Festival international du film de Karlovy Vary : Échos de la Bohême
Cinéma

Festival international du film de Karlovy Vary : Échos de la Bohême

Au 46e Festival international du film de Karlovy Vary, le cinéma québécois ne passe pas inaperçu, tandis que deux films canadiens concourent pour le Globe de cristal.

Au coeur de la pittoresque station thermale au charme un tantinet kitsch, le Festival international du film de Karlovy Vary présente quelque 200 films devant un public nombreux et enthousiaste, principalement composé de jeunes venus camper dans les environs. En 46 ans d’histoire, un seul réalisateur d’ici a reçu le très convoité Globe de cristal, soit Charles Binamé pour Le coeur au poing en 1998.

Cette année, se retrouve parmi les 12 films en compétition Roméo Onze d’Ivan Grbovic, présenté dans les prochains jours. Ce premier long métrage du réalisateur de La chute dépeint la réalité montréalaise du point de vue d’un jeune Libanais (Ali Ammar); l’excellente Sara Mishara signe la photographie.

Projeté en début de semaine, Collaborator, premier film de Martin Donovan, donnera-t-il du fil à retordre à Roméo Onze? Huis clos agréablement tendu offrant une efficace satire des médias, Collaborator met en scène un dramaturge (Donovan, solide) pris en otage par un ami d’enfance perturbé (David Morse, à la fois inquiétant et attachant).

"Gus est le genre de personnage dont on entend brièvement parler dans les faits divers, expliquait Morse peu après la projection. Ici, on lui donne un visage humain en racontant son histoire. Pour moi, ce n’est ni un tueur ni un psychopathe, mais une victime de la société."

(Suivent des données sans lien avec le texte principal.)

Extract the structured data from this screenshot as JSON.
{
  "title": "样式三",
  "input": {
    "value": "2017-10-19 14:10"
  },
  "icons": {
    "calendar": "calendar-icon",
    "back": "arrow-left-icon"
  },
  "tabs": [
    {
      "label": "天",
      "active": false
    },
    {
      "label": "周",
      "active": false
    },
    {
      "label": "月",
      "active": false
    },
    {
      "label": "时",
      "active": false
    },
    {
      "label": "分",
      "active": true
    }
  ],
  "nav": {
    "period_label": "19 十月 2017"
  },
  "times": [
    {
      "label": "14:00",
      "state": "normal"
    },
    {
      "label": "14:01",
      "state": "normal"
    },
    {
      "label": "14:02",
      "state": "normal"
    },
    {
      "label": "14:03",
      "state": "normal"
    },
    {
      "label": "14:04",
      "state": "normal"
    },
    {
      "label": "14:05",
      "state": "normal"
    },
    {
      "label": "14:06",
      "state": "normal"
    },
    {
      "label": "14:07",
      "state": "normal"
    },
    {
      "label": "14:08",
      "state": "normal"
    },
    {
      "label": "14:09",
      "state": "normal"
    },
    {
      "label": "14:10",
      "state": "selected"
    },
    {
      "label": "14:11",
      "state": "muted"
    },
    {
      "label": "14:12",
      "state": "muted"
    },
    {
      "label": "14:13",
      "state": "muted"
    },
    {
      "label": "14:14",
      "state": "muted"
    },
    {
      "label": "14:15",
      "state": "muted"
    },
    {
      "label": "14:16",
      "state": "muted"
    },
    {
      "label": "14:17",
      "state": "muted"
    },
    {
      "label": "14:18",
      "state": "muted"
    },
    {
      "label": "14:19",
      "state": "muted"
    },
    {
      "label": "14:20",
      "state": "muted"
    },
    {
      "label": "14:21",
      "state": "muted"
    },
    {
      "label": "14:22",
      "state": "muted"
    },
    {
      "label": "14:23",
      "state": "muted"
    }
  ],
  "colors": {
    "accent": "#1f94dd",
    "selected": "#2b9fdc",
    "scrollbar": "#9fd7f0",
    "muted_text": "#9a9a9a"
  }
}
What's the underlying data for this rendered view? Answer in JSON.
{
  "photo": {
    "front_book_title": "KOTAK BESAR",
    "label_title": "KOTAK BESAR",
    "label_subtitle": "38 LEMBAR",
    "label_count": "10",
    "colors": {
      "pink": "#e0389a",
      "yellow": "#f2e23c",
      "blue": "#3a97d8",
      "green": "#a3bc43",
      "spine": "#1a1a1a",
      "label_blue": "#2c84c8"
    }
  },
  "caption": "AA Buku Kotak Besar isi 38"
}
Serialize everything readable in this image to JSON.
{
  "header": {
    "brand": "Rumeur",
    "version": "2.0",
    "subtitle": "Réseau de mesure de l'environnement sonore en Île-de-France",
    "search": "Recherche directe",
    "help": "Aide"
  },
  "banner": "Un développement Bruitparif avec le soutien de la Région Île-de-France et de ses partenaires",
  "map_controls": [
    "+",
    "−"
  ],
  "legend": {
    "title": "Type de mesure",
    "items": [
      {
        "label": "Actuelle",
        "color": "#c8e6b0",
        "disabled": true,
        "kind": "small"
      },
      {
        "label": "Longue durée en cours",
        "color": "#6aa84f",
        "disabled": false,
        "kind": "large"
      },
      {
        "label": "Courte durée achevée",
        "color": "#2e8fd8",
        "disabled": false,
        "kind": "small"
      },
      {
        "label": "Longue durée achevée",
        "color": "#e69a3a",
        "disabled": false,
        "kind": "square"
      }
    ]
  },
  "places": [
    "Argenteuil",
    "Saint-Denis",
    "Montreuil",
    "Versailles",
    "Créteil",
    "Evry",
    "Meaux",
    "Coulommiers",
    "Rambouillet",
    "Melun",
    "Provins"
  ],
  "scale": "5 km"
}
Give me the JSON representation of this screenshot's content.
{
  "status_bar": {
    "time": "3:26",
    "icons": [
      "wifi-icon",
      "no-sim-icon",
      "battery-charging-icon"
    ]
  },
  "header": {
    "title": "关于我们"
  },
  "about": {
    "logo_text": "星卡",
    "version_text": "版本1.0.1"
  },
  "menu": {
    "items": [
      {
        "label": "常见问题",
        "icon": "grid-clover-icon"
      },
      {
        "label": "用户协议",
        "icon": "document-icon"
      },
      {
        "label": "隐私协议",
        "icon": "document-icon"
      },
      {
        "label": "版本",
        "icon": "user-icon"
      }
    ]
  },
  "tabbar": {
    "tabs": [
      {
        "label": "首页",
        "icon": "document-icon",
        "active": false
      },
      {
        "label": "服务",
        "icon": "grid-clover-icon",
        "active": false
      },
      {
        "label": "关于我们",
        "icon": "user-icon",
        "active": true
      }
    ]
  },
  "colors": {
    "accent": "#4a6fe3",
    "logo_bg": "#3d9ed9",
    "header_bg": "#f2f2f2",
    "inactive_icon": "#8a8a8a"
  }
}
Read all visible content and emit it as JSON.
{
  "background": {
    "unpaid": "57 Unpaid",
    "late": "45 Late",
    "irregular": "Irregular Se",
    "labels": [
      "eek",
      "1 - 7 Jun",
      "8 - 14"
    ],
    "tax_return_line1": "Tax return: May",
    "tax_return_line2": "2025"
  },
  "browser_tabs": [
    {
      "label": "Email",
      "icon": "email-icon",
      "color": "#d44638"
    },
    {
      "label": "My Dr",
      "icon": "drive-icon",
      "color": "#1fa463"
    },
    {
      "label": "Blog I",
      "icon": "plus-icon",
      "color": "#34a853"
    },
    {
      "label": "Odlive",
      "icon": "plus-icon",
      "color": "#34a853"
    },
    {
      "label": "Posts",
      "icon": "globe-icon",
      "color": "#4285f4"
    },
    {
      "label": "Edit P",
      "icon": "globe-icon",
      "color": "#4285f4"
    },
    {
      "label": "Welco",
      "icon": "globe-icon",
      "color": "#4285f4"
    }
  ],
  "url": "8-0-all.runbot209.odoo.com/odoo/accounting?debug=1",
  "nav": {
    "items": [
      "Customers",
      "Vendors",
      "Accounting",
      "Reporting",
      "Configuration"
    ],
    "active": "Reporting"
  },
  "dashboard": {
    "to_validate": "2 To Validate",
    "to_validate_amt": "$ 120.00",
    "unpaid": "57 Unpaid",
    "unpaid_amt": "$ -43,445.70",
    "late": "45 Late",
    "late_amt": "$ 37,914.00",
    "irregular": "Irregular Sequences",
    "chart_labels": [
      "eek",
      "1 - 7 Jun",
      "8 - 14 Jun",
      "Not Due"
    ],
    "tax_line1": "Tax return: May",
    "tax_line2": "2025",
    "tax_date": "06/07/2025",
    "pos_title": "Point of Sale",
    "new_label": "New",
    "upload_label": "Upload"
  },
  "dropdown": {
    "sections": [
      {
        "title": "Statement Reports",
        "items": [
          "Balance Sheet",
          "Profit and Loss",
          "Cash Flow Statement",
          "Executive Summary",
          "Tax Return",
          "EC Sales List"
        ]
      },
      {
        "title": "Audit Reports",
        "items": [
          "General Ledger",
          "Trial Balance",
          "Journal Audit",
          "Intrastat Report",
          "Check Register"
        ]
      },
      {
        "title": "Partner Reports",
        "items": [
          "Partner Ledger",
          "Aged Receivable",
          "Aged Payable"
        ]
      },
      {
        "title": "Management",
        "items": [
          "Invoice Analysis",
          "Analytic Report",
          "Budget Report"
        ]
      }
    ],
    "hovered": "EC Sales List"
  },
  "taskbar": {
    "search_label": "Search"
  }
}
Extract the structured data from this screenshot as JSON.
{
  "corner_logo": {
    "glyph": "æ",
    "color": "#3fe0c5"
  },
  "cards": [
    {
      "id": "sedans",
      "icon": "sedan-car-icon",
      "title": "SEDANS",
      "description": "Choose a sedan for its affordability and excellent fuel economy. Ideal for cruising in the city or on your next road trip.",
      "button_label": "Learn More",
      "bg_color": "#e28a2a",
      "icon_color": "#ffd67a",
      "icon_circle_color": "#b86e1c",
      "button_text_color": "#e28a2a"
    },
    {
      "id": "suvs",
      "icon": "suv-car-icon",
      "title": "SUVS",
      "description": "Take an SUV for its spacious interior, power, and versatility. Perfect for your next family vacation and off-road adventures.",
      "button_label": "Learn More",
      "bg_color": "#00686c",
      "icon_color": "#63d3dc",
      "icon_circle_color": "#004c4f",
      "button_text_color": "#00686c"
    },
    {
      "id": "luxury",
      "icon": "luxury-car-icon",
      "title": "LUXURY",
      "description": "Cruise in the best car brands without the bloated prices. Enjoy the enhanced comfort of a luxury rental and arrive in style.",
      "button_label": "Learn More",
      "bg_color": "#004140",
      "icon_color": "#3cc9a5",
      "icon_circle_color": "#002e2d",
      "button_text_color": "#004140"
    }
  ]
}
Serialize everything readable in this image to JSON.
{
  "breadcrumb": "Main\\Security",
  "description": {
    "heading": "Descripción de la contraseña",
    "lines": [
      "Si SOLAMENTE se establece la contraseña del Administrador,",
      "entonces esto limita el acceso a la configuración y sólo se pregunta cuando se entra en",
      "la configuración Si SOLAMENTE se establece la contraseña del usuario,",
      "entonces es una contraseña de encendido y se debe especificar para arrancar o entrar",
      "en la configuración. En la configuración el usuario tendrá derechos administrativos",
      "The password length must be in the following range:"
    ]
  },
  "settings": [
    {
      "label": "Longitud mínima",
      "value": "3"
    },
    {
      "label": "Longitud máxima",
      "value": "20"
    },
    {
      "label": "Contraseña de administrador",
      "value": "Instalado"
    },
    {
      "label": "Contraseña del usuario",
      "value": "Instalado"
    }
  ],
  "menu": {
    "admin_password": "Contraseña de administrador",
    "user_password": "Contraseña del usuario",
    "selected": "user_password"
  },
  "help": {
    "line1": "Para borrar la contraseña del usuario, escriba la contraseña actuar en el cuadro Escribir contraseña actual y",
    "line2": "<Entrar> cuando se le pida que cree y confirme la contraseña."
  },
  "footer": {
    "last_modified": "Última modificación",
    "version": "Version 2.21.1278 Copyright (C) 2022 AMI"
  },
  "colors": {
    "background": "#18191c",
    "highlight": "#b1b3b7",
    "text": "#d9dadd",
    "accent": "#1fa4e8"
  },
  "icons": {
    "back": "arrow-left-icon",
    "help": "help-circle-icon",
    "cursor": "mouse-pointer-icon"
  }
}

Alors que le sanglant Hobo with a Shotgun de Jason Eisener a tout pour ravir les cinéphiles friands d’humour outrancier lors des Séances de minuit, on attend impatiemment la réaction du public devant le "mocumentaire" d’Aaron Houston Sunflower Hour (Forum of Independent), que l’on dit décapant, où quatre marionnettistes se disputent férocement un rôle dans une émission pour enfants.

Hors compétition, Laurentie, audacieuse réflexion sur la crise identitaire québécoise de Mathieu Denis et Simon Lavoie (Le déserteur), où brille Emmanuel Schwartz, a décontenancé le public: "On a voulu, dans un geste libérateur de transgression, montrer le mépris, le malaise, l’ignorance entre les Québécois de souche, les anglophones et les allophones", a confié Lavoie.

"Laurentie renvoie à un énoncé poétique des premiers nationalistes d’ascendance fasciste qui désignait le Québec; pour nous, c’est Hérouxville, c’est donc un titre ironique et provocateur", de dévoiler Denis.

Reconnaissant son talent depuis la présentation en 1996 du collectif Cosmos, le festival propose une rétrospective de l’oeuvre de Denis Villeneuve: "J’ai hâte de revoir mes deux premiers films (Un 32 août sur Terre et Maelström) sur grand écran, a-t-il avoué lors d’un déjeuner avec la presse québécoise, ça fait bien 1000 ans que je ne les ai pas vus."

Ayant refusé d’animer une leçon de cinéma – "Dans 25 ans, peut-être, si je fais encore du cinéma" -, Villeneuve semblait avoir le vent dans les voiles. Il faut dire qu’en plus du tournage prochain de Prisoner, l’homme a été approché par Martin Scorsese et Russell Banks pour réaliser American Darling: "Je suis ému de penser que Scorsese a pris le temps de voir Incendies."

Les frais du voyage en République tchèque ont été payés par le Festival international du film de Karlovy Vary.